The U.S. Senate came together this week to unanimously pass bipartisan legislation that will make some of the most brutal acts of animal cruelty a federal crime.
The Preventing Animal Cruelty and Torture (PACT) Act, criminalizes certain types of animal cruelty, and expands on previous legislation, the 2010 Animal Crush Video Prohibition Act, which criminalized the creation and distribution of "animal crushing" videos.
The bill, sponsored by Pennsylvania Republican Sens.

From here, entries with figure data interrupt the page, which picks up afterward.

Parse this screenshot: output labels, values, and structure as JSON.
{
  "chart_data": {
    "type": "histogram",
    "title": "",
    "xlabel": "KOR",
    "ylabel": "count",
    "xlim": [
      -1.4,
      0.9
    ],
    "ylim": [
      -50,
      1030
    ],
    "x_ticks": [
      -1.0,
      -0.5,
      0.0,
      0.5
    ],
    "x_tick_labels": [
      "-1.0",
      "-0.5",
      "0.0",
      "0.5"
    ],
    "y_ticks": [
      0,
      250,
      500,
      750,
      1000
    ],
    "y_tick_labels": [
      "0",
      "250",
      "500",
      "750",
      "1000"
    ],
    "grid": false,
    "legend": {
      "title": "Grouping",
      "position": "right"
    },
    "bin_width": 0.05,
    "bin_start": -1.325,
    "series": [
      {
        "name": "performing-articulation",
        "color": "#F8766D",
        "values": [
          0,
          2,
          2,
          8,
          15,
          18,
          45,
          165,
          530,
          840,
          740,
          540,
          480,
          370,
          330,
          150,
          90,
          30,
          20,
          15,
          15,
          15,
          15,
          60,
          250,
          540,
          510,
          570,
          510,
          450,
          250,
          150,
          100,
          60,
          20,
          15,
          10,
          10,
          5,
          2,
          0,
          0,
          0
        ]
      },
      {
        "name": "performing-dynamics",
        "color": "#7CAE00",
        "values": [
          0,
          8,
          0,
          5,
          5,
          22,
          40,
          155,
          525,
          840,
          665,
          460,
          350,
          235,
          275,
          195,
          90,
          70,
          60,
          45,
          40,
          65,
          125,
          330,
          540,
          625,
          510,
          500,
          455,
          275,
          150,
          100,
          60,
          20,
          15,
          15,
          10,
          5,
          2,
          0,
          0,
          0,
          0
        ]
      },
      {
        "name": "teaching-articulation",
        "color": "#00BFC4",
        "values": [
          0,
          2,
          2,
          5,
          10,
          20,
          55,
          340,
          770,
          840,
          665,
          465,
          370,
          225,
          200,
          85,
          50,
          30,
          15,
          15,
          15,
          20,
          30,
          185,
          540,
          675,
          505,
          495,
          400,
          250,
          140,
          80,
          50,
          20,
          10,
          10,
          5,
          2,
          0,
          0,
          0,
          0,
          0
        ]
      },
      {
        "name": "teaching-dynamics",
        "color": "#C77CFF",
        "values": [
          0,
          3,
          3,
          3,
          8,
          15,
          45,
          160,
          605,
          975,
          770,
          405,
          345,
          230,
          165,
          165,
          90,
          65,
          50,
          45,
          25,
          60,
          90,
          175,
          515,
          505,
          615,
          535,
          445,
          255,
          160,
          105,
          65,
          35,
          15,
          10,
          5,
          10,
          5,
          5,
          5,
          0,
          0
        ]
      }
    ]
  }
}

Pat Toomey and Connecticut Democrat Richard Blumenthal, will make certain malicious acts of cruelty against animals including crushing, burning, drowning, suffocating and impaling live animals and sexually exploiting them, a felony.
"Passing this legislation is a major victory in the effort to stop animal cruelty and make our communities safer," said Toomey. "Evidence shows that the deranged individuals who harm animals often move on to committing acts of violence against people. It is appropriate that the federal government have strong animal cruelty laws and penalties."

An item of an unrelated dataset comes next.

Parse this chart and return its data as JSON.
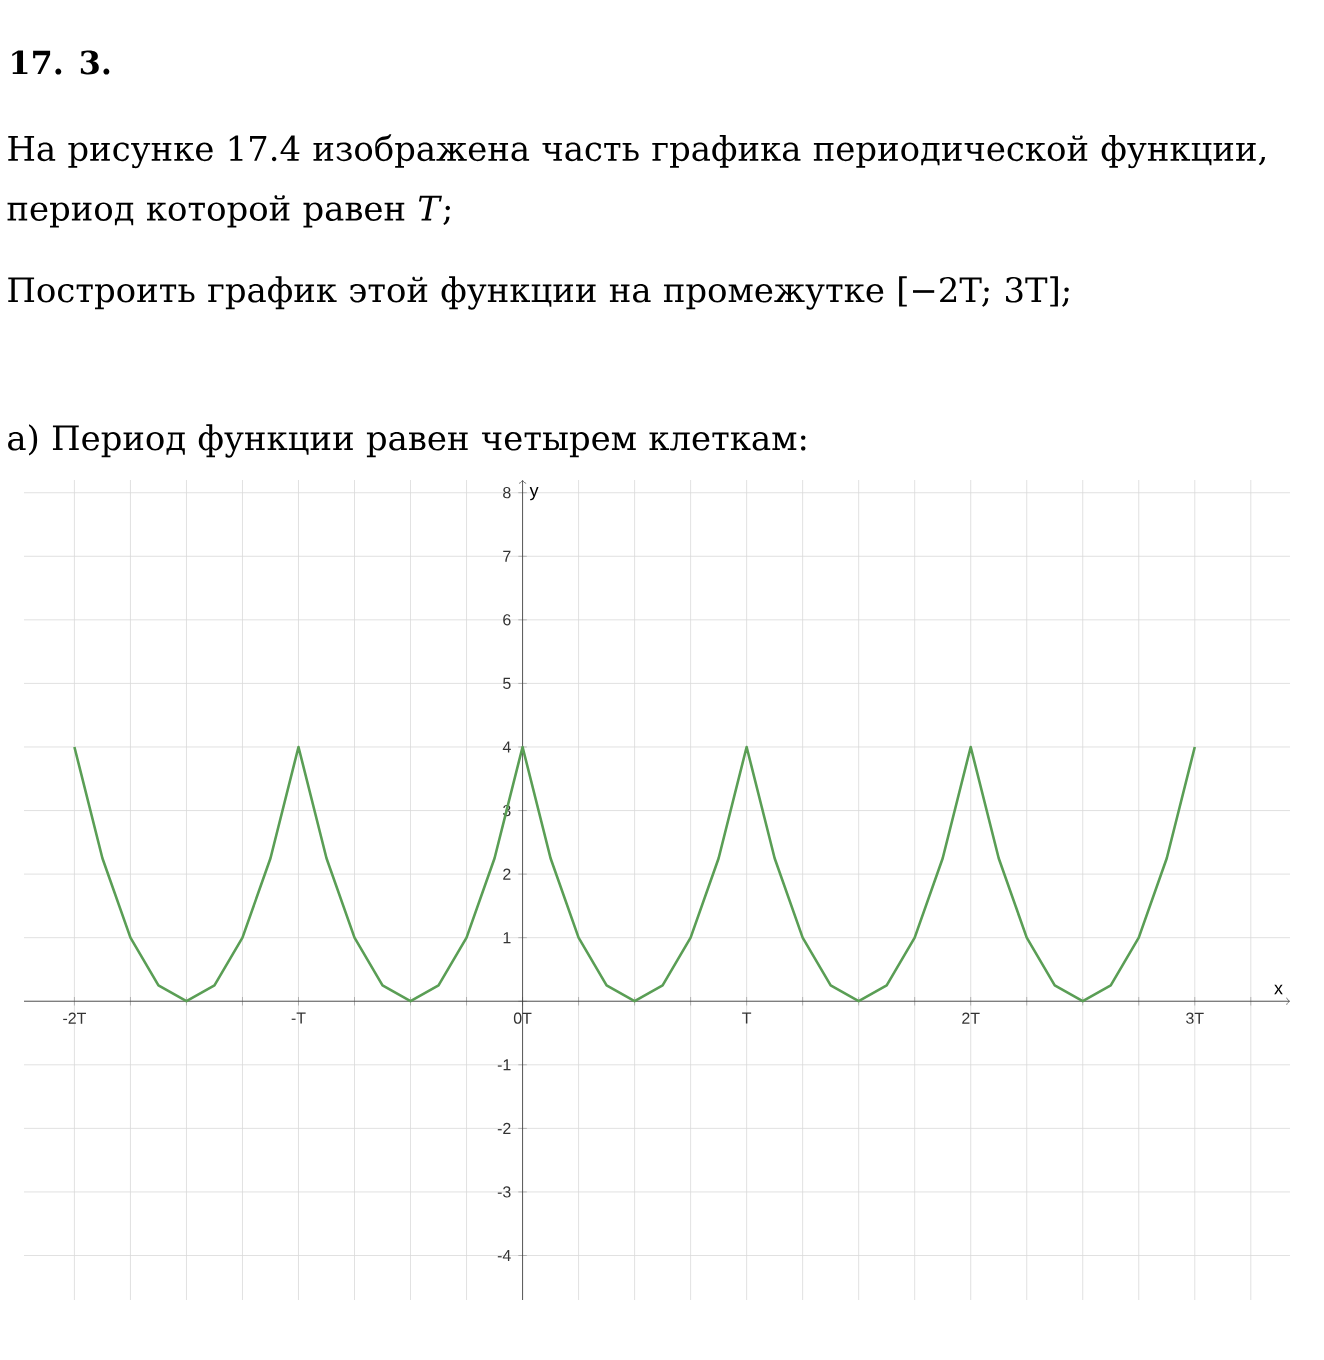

The measure heads for President Trump's desk where if he signs it, it will become a federal law.
"There is no place in a civilized society for maiming and torturing animals - period," said Sen. Blumenthal. "Senator Toomey and I have spent years working to hold the barbaric individuals who commit these crimes accountable, and I'm glad that Congress is now finally sending our bill to the president's desk to be signed into law."
The president and CEO of the Humane Society, Kitty Block, congratulated Congress on passing the bill in a statement posted to the organization's website:
"The passage of this bill is a well-deserved victory for us and our colleagues at the Humane Society of the United States’ Animal Protection Litigation division, who were instrumental in helping the sponsors draft this legislation and have led the fight to pass the PACT Act for almost a decade now," Block and Amundson said in a statement on the Humane Society's website.
"We applaud Sens. Pat Toomey, R-Pa., and Richard Blumenthal, D-Conn., for their persistence and leadership on seeing this bill through," the statement read.